1

277 3 5
                                    

Darpad melemaskan jemarinya, dua jam lamanya dia menulis tanpa henti. Nyeri, ketika ditariknya seruas jari hingga muncul bunyi nyaring ditengah keheningan malam.

Istri dan ketiga anaknya sudah tertidur pulas sejak beberapa jam lalu. Hanya ada sebuah lampu belajar, beberapa helai kertas dan bulpoin yang digenggamnya. Matanya nyalang, menatap kegelapan dibalik jendela kaca berkusen jati.

Inspirasinya hilang. Ide-ide yang tadi berterbangan di otaknya hilang dengan sekejab.

Darpad mengerang, matanya pedih menahan kantuk. Jam dinding sudah menunjukkan pukul tiga pagi, sudah terlambat untuk tidur, dia tak ingin merepotkan istrinya untuk membangunkan dirinya nanti.

Berkali-kali Darpad menghela nafas berat, rokoknya sudah habis seberapa waktu yang lalu, puntung-puntung rokok berserakan di bawah meja, Parwati pasti marah bila mengetahuinya.

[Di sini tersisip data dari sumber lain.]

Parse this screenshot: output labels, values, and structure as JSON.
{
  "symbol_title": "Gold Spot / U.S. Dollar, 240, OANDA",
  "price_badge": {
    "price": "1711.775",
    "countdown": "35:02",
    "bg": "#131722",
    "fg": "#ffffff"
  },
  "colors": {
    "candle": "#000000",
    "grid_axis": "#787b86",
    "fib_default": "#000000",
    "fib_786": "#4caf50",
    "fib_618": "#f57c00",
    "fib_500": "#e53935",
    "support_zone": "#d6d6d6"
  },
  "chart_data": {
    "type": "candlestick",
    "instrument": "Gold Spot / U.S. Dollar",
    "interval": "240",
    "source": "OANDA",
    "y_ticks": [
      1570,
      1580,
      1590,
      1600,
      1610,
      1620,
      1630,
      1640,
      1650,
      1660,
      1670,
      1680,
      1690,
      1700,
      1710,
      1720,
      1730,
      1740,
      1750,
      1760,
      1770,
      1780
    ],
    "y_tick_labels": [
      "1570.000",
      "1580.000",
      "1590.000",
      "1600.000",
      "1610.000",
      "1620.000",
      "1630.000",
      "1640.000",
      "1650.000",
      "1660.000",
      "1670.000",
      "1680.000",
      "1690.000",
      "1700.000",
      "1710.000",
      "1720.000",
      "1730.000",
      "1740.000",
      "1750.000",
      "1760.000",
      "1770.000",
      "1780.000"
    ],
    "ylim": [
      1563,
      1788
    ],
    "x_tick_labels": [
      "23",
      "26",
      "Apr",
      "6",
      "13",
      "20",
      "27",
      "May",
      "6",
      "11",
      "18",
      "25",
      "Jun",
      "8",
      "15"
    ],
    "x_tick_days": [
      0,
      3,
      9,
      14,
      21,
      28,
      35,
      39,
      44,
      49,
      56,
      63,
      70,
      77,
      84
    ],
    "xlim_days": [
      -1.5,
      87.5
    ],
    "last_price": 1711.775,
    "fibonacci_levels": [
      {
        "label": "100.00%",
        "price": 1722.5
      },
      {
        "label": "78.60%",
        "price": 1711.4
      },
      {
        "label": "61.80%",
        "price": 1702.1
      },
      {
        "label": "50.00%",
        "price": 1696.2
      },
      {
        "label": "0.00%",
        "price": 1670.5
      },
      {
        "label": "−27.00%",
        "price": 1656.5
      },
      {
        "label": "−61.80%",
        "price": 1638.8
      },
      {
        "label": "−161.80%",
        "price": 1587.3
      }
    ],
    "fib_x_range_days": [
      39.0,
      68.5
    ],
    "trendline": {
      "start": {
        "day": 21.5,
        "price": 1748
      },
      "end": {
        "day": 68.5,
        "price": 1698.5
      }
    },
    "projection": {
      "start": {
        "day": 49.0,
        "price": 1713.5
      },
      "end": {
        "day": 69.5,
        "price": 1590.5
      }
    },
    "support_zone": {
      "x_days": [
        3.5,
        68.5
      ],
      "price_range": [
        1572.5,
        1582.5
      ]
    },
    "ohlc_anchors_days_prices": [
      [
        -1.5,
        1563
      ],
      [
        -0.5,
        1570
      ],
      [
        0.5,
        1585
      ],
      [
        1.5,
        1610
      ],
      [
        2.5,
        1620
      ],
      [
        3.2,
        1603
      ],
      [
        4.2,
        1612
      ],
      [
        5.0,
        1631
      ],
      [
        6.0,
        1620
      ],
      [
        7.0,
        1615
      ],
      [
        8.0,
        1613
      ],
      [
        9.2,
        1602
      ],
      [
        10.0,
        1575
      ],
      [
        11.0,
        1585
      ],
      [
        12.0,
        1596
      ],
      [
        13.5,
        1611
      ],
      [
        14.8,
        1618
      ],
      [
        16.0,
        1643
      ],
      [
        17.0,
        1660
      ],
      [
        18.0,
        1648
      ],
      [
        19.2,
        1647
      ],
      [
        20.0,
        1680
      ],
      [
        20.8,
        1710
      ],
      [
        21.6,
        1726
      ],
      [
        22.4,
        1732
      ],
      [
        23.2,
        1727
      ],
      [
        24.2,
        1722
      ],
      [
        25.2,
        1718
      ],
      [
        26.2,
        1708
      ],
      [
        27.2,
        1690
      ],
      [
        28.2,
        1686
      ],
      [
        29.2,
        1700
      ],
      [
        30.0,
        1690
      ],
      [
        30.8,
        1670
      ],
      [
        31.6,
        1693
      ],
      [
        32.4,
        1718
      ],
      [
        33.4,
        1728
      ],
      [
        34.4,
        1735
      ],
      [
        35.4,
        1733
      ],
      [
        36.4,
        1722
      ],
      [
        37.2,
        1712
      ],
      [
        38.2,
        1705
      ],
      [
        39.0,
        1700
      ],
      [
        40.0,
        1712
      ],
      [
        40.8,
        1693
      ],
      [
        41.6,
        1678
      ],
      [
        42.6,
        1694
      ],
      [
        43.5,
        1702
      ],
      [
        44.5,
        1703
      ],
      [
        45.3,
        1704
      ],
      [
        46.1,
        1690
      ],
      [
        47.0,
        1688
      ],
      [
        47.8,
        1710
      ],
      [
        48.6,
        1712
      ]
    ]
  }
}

Pikirannya bercabang kemana-mana, memikirkan kehidupan serba berkecukupan yang tidak pernah membuat Darpad menikmatinya, entah.., serasa ada yang mengganjal saat ini.

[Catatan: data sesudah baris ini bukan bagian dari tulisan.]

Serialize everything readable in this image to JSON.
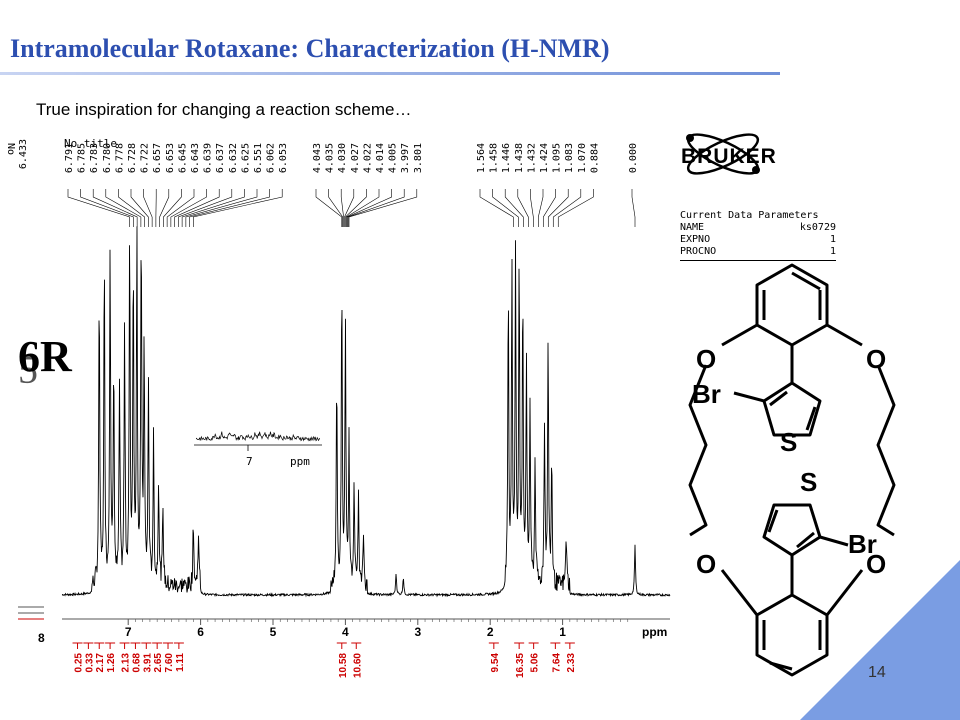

Tidak ada kekurangan untuk hidupnya saat ini, bagi pria berumur 37 tahun sepertinya, memiliki rumah sendiri dengan tiga buah kamar dan keluarga bahagia yang selalu mendukungnya merupakan anugerah tersendiri.

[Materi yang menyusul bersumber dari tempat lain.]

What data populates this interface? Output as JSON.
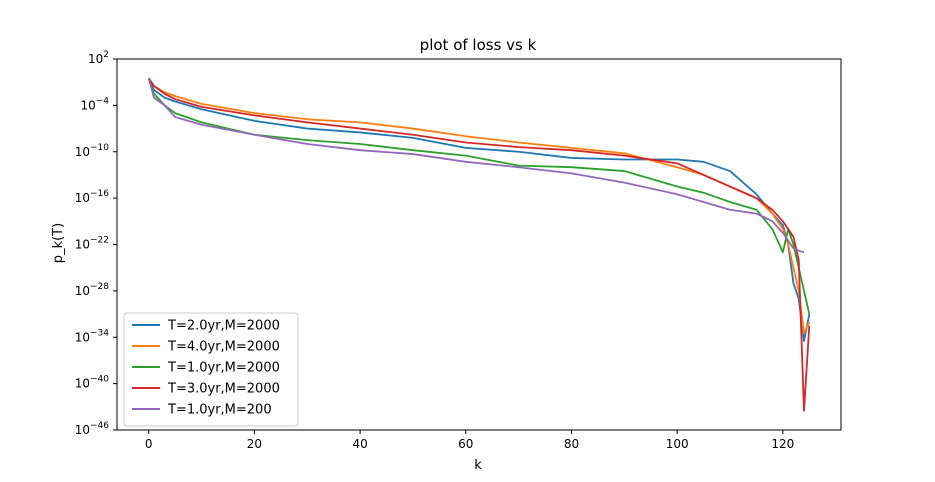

Tangannya meraih sebuah figora kecil diatas nakas disamping meja kerja. Disana tampak dirinya, Parwati dan ketiga anaknya sedang tersenyum lebar. Anak mereka, Cathy, Agni, dan Achir. Tak sadar,sudut bibirnya terangkat, samar.

Anak-anak yang begitu dibanggakannya sudah semakin besar sekarang, dia masih ingat saat membuai Canthy dalam pelukannya dulu, beberapa saat setelah dilahirkan. Pipinya bulat dengan hidung mancung serta bulumata yang begitu lentik, wajahnya sangat mirip dengan Parwati, banyak orang berkata seperti itu juga. Tapi selang berjalannya waktu dia baru menyadari bahwa putrinya tersebut sangat mirip dengannya bahkan semacam duplikat kecilnya sendiri.

"Amaa!"

Sebuah teriakan terdengar.Achir, Si bungsu terbangun dari tidurnya, dan menangis dengan kencang, memanggil ibunya. Darpad berlari menaiki tangga menuju kamar Achir, tak ingin membuat Parwati terbangun.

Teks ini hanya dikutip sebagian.